Ferrari: Vettel al settimo cielo, Kimi scuro in volto

Ferrari: Vettel al settimo cielo, Kimi scuro in volto

Rientrato ai box molto prima del compagno di squadra, infatti, il campione del mondo 2007 ha perso il comando proprio in quest'occasione, quando il tedesco ha iniziato poi a far segnare diversi giri veloci che gli hanno permesso di piazzarsi in testa in seguito alla sua sosta per il cambio gomme. Anche in quella circostanza dunque la Ferrari fece doppietta sul podio. Sebastian Vettel trionfa davanti a Kimi Raikkonen, allunga in vetta al mondiale mentre la scuderia prende la leaderhip tra i costruttori. Per vedere un risultato simile nel Principato bisogna andare indietro nella storia del Gp sino al 2001 con Michael Schumacher e Rubens Barrichello secondo al traguardo. Anni di attesa, di sofferenze, di delusioni, prima di oggi.

Volano le Ferrari di Vettel e Raikkonen sul tracciato di Montecarlo.

Ottima prestazione della RedBull che in questo circuito è sembrata molto più vicina non tanto a Ferrari quanto a Mercedes, conquistando il podio con Ricciardo ed un quinto posto con Max Verstappen. Sesto posto per un ottimo Carlos Sainz su Toro Rosso.

10 - Come gli anni passati senza che un pilota della Ferrari fosse stato in grado di centrare 6 volte un podio consecutivamente.

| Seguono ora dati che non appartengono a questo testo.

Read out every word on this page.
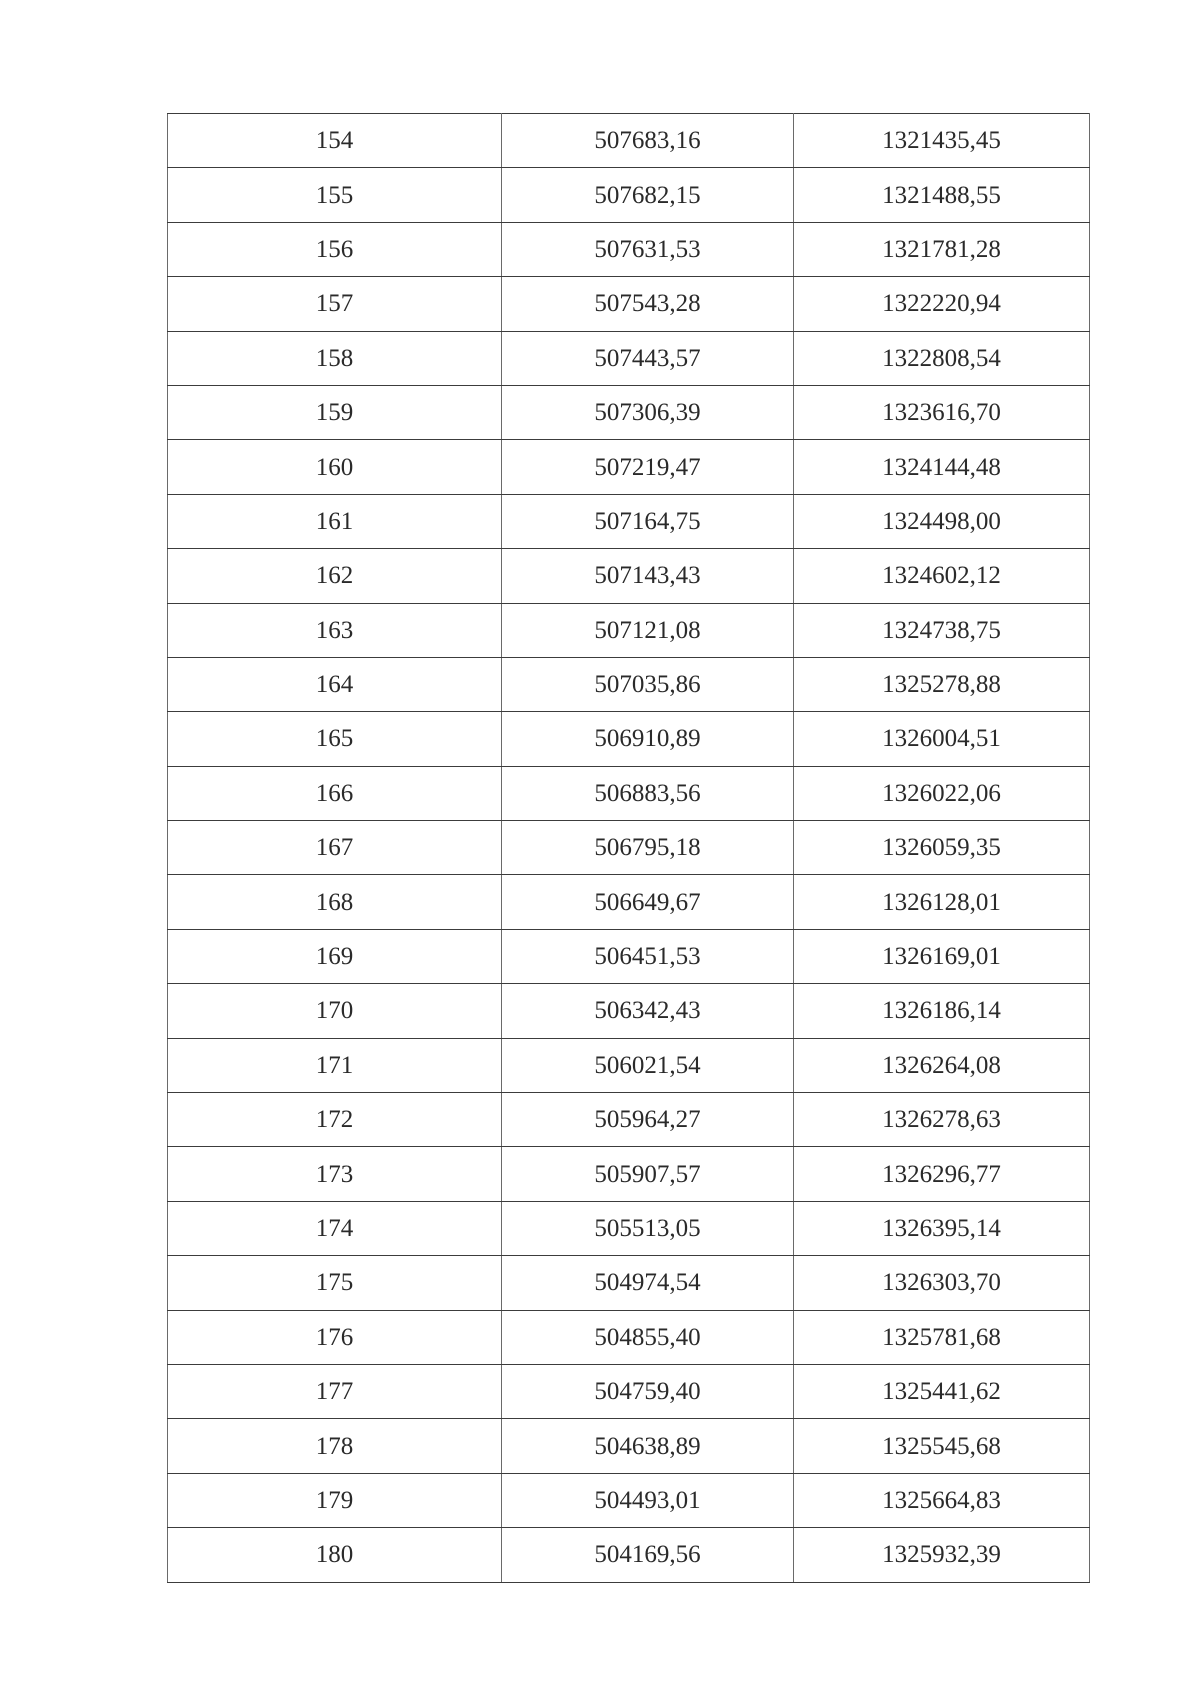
154	507683,16	1321435,45
155	507682,15	1321488,55
156	507631,53	1321781,28
157	507543,28	1322220,94
158	507443,57	1322808,54
159	507306,39	1323616,70
160	507219,47	1324144,48
161	507164,75	1324498,00
162	507143,43	1324602,12
163	507121,08	1324738,75
164	507035,86	1325278,88
165	506910,89	1326004,51
166	506883,56	1326022,06
167	506795,18	1326059,35
168	506649,67	1326128,01
169	506451,53	1326169,01
170	506342,43	1326186,14
171	506021,54	1326264,08
172	505964,27	1326278,63
173	505907,57	1326296,77
174	505513,05	1326395,14
175	504974,54	1326303,70
176	504855,40	1325781,68
177	504759,40	1325441,62
178	504638,89	1325545,68
179	504493,01	1325664,83
180	504169,56	1325932,39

Chi l'avrebbe mai detto, appena quattro mesi fa? "Oggi è stata una gara davvero emozionante dove si è vista la vera Scuderia", ha commentato, in una nota, il presidente Sergio Marchionne. Bottas ha tentato il sorpasso ma senza esito, Vettel l'ha rimesso al suo posto. Inevitabile l'ingresso della safety car, che ha accorpato il gruppo di testa. Ci vuole moltissimo coraggio e soprattutto grandissima concentrazione perché l'errore è sempre dietro l'angolo e le barriere sembrano sempre più vicine con queste nuove vetture, decisamente più grandi e potenti rispetto al passato (gli onboard quest'anno sono stati da panico).

A fine gara Kimi Raikkonen non è riuscito a nascondere l'amarezza per la vittoria sfumata, nonostante il finlandese sia noto per la sua indole imperturbabile. "L'importante è lavorare come una squadra e sono consapevole che potrebbero verificarsi situazioni in cui uno scambio di posizione potrebbe essere un'opzione, ma potrebbe anche toccare a me lasciare spazio a Bottas". I ragazzi se la sono giocata in pista, bravi tutti e - lasciatemi dire - macchina incredibile. Meno esaltante è stato invece Bottas, che ha condotto una gara leggermente al di sotto delle aspettative chiudendo quarto.